"Fortunately, only a few % of prostate cancer patients die of prostate cancer."
Yes, very true, but it's important to note that there are at least two different things called "prostate cancer":
1. The slow-developing, "you'll probably die of old age before it gets you" type that typically hits in your late 60s, 70s, or 80s. This is what most people think of.
2. The fast-developing type that typically hits in your 40s, 50s, and early 60s, the one that killed people like Johnny Ramone and Frank Zappa long before their time.
The second type used to have a very high mortality rate (and very quickly). It's just in the past few years that we've come up with effective treatments to keep it under control and extend life. It's still often not discovered until it's already at stage 4.
So it's the over-generalisations about prostate cancer, as much as anything else, that kills people: for example, many doctors and agencies recommending stopped PSA screening because of the first type, and the death rate shot up for the second.
Fortunately, these days they're getting better and better at telling the two types apart, so that they don't overtreat the first type (active surveillance is often fine, at least for many years), or undertreat the second (which can metastasise, literally, in months).
All good reasons for early and annual testing, leading to early detection, and then (if needed) taking advantage of the many diagnostic methods, and then (if necessary) taking advantage of the many treatment methods.
Even with Ramone and Zappa (and the many dozens of other celebrities with this disease), had they caught it early enough, the outcome might have been different (or at least not died so soon).

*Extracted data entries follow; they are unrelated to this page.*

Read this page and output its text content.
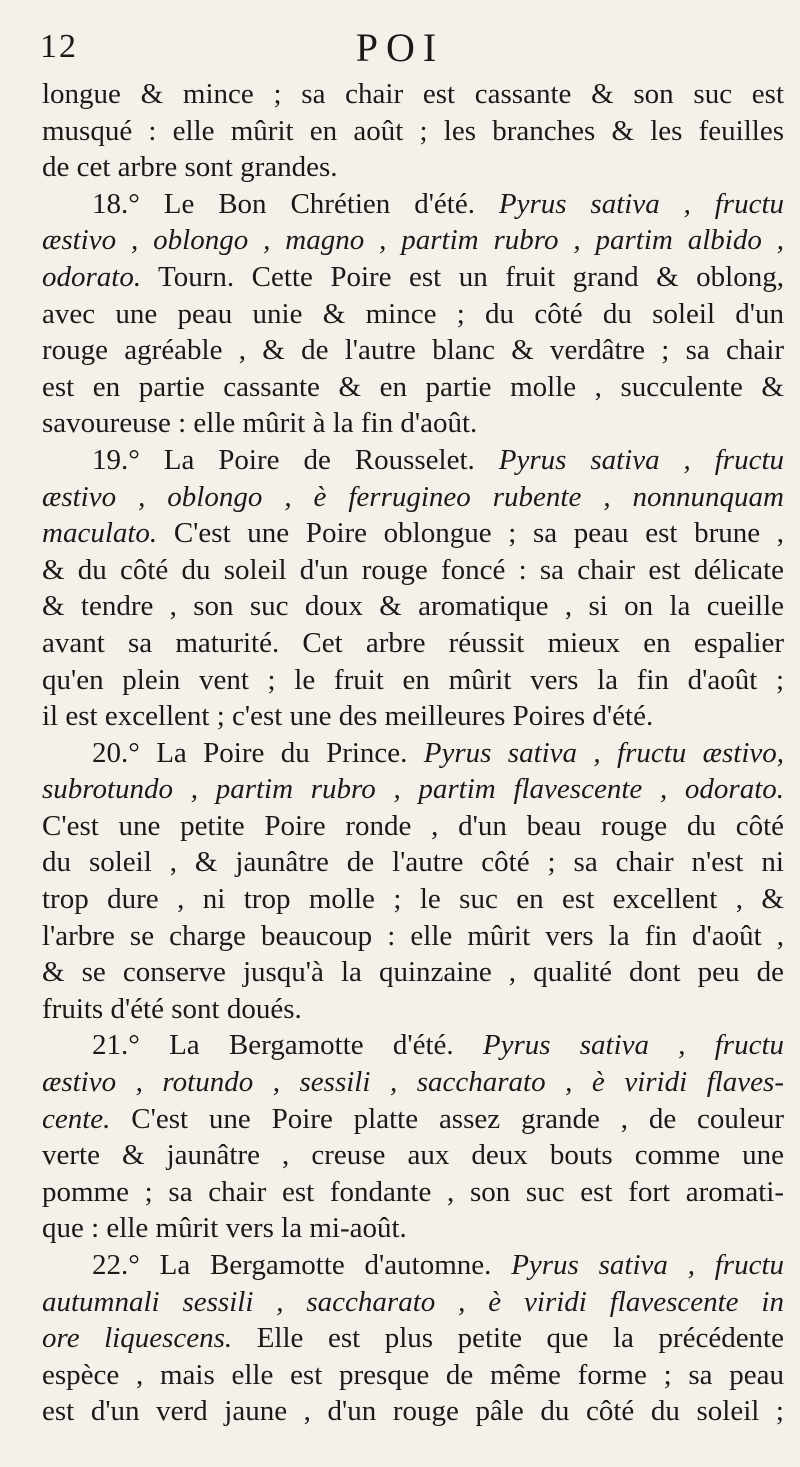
12	POI
longue & mince ; sa chair est cassante & son suc est
musqué : elle mûrit en août ; les branches & les feuilles
de cet arbre sont grandes.
18.° Le Bon Chrétien d'été. Pyrus sativa , fructu
æstivo , oblongo , magno , partim rubro , partim albido ,
odorato. Tourn. Cette Poire est un fruit grand & oblong,
avec une peau unie & mince ; du côté du soleil d'un
rouge agréable , & de l'autre blanc & verdâtre ; sa chair
est en partie cassante & en partie molle , succulente &
savoureuse : elle mûrit à la fin d'août.
19.° La Poire de Rousselet. Pyrus sativa , fructu
æstivo , oblongo , è ferrugineo rubente , nonnunquam
maculato. C'est une Poire oblongue ; sa peau est brune ,
& du côté du soleil d'un rouge foncé : sa chair est délicate
& tendre , son suc doux & aromatique , si on la cueille
avant sa maturité. Cet arbre réussit mieux en espalier
qu'en plein vent ; le fruit en mûrit vers la fin d'août ;
il est excellent ; c'est une des meilleures Poires d'été.
20.° La Poire du Prince. Pyrus sativa , fructu æstivo,
subrotundo , partim rubro , partim flavescente , odorato.
C'est une petite Poire ronde , d'un beau rouge du côté
du soleil , & jaunâtre de l'autre côté ; sa chair n'est ni
trop dure , ni trop molle ; le suc en est excellent , &
l'arbre se charge beaucoup : elle mûrit vers la fin d'août ,
& se conserve jusqu'à la quinzaine , qualité dont peu de
fruits d'été sont doués.
21.° La Bergamotte d'été. Pyrus sativa , fructu
æstivo , rotundo , sessili , saccharato , è viridi flaves-
cente. C'est une Poire platte assez grande , de couleur
verte & jaunâtre , creuse aux deux bouts comme une
pomme ; sa chair est fondante , son suc est fort aromati-
que : elle mûrit vers la mi-août.
22.° La Bergamotte d'automne. Pyrus sativa , fructu
autumnali sessili , saccharato , è viridi flavescente in
ore liquescens. Elle est plus petite que la précédente
espèce , mais elle est presque de même forme ; sa peau
est d'un verd jaune , d'un rouge pâle du côté du soleil ;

And with today’s isotope therapies, immunotherapies, and/or PARP inhibitor therapies, we have tools that they didn’t have back then.

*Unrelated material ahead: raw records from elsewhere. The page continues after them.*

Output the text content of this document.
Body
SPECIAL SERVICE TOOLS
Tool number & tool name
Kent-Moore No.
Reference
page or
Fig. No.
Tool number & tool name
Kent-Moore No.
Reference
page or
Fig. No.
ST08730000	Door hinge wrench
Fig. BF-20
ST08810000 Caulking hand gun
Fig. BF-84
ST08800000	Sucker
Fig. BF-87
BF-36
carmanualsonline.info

Yes, with the unfortunate decision by the USPSTF in 2012 not to recommend regular PSA screening, more advanced cases went undetected. (I still requested getting annual PSA screening back then. It was in 2012 that we detected my prostate cancer; I was on active surveillance for 9 years before getting active treatment in 2021.)
Fortunately with today’s biomarker (genomic), genetic (germline), and other tracking and testing methods, they can often differentiate the less serious prostate cancers from the more serious prostate cancers, and potentially have more positive outcomes.